For this purpose, the German confederates frequented the head-quarters of
Varus, which seem to have been near the centre of the modern country of
Westphalia, where the Roman general conducted himself with all the arrogant
security of the governor of a perfectly submissive province. There Varus
gratified at once his vanity, his rhetorical tastes, and his avarice, by
holding courts, to which he summoned the Germans for the settlement of all
their disputes, while a bar of Roman advocates attended to argue the cases
before the tribunal of Varus, who did not omit the opportunity of exacting
court fees and accepting bribes. Varus trusted implicitly to the respect
which the Germans pretended to pay to his abilities as a judge, and to the
interest which they affected to take in the forensic eloquence of their
conquerors.
Meanwhile a succession of heavy rains rendered the country more difficult
for the operations of regular troops, and Arminius, seeing that the
infatuation of Varus was complete, secretly directed the tribes near the Weser
and the Ems to take up arms in open revolt against the Romans. This was
represented to Varus as an occasion which required his prompt attendance at
the spot; but he was kept in studied ignorance of its being part of a
concerted national rising; and he still looked on Arminius as his submissive
vassal, whose aid he might rely on in facilitating the march of his troops
against the rebels and in extinguishing the local disturbance. He therefore
set his army in motion, and marched eastward in a line parallel to the course
of the Lippe. For some distance his route lay along a level plain; but on
arriving at the tract between the curve of the upper part of that stream and
the sources of the Ems, the country assumes a very different character; and
here, in the territory of the modern little principality of Lippe, it was that
Arminius had fixed the scene of his enterprise.
A wooded and hilly region intervenes between the heads of the two rivers,
and forms the water-shed of their streams. This region still retains the name
(Teutobergenwald = Teutobergiensis saltus) which it bore in the days of
Arminius. The nature of the ground has probably also remained unaltered. The
eastern part of it, round Detmold, the modern capital of the principality of
Lippe, is described by a modern German scholar, Dr. Plate, as being a
"table-land intersected by numerous deep and narrow valleys, which in some
places form small plains, surrounded by steep mountains and rocks, and only
accessible by narrow defiles. All the valleys are traversed by rapid streams,
shallow in the dry season, but subject to sudden swellings in autumn and
winter. The vast forests which cover the summits and slopes of the hills
consist chiefly of oak; there is little underwood, and both men and horse
would move with ease in the forests if the ground were not broken by gulleys
or rendered impracticable by fallen trees." This is the district to which
Varus is supposed to have marched; and Dr. late adds that "the names of
several localities on and near that spot seem to indicate that a great battle
had once been fought there. We find the names 'das Winnefeld' (the field of
victory), 'die Knochenbahn' (the bone-lane), 'die Knochenleke' (the
bone-brook), 'der Mordkessel' (the kettle of slaughter), and others."

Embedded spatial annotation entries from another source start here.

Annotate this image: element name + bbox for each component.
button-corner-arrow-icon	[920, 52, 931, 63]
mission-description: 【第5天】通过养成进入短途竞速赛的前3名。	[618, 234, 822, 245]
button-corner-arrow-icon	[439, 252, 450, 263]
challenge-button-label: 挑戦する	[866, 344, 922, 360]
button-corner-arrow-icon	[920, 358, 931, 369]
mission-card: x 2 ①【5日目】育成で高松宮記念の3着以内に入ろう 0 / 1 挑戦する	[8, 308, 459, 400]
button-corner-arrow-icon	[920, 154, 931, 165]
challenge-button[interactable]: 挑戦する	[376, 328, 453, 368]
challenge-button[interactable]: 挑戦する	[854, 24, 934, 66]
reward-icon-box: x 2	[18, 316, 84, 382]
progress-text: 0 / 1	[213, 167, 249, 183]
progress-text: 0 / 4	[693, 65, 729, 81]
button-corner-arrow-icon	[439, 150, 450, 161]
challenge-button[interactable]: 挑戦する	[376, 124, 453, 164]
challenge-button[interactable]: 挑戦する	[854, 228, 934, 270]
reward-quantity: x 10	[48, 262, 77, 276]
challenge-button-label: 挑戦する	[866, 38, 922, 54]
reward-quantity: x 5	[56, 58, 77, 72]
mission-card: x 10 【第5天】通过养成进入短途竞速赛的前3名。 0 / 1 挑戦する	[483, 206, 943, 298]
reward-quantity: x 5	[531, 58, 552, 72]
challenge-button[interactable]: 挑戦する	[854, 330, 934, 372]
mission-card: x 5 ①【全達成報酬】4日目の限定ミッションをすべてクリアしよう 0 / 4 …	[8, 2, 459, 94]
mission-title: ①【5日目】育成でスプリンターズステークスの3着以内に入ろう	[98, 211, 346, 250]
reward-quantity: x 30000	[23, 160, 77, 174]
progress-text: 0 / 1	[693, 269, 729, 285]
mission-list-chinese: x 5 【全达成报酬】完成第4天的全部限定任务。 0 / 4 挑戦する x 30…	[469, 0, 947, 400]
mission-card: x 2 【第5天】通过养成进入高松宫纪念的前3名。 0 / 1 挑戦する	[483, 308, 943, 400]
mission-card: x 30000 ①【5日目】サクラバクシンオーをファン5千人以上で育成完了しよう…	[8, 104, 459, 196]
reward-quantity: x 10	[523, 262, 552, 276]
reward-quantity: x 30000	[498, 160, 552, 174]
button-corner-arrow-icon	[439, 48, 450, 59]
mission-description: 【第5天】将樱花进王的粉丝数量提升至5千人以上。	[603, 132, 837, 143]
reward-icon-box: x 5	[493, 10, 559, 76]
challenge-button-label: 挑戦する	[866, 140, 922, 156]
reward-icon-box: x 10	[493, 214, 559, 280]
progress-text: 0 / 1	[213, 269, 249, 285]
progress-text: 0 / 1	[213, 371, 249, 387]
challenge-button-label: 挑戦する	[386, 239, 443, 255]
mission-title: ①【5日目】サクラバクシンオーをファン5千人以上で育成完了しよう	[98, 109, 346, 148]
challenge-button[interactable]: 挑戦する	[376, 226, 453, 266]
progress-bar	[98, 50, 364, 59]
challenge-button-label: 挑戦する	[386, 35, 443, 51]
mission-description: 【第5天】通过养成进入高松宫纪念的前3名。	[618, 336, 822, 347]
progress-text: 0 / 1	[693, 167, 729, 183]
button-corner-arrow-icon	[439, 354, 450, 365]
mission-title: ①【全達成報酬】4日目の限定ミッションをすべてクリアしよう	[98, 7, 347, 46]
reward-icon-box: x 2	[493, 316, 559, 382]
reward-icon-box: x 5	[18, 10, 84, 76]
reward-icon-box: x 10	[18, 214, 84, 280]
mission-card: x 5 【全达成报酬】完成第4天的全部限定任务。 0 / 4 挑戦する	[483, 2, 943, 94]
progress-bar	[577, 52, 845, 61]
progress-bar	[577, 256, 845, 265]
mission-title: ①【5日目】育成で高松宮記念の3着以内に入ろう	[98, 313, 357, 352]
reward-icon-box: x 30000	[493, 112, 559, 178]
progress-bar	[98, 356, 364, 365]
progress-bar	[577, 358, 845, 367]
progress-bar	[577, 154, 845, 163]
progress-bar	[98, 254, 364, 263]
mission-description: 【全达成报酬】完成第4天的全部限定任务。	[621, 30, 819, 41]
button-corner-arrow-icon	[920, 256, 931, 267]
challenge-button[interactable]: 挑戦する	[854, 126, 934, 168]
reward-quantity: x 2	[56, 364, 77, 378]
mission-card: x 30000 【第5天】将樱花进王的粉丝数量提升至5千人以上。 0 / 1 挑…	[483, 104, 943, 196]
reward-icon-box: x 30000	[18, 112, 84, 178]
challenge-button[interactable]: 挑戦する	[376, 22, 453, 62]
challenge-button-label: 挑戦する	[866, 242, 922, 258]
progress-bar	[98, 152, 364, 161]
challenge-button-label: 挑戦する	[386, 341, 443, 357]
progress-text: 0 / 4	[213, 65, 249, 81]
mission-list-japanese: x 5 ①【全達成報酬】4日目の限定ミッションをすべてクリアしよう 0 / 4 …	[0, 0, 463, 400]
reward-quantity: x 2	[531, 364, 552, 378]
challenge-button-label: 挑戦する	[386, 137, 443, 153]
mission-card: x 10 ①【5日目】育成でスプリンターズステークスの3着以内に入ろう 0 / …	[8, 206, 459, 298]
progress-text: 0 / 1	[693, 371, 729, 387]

Contrary to the usual strict principles of Roman discipline, Varus had
suffered his army to be accompanied and impeded by an immense train of baggage
wagons and by a rabble of camp followers, as if his troops had been merely
changing their quarters in a friendly country. When the long array quitted
the firm, level ground and began to wind its way among the woods, the marshes,
and the ravines, the difficulties of the march, even without the intervention
of an armed foe, became fearfully apparent. In many places the soil, sodden
with rain, was impracticable for cavalry and even for infantry, until trees
had been felled and a rude causeway formed through the morass.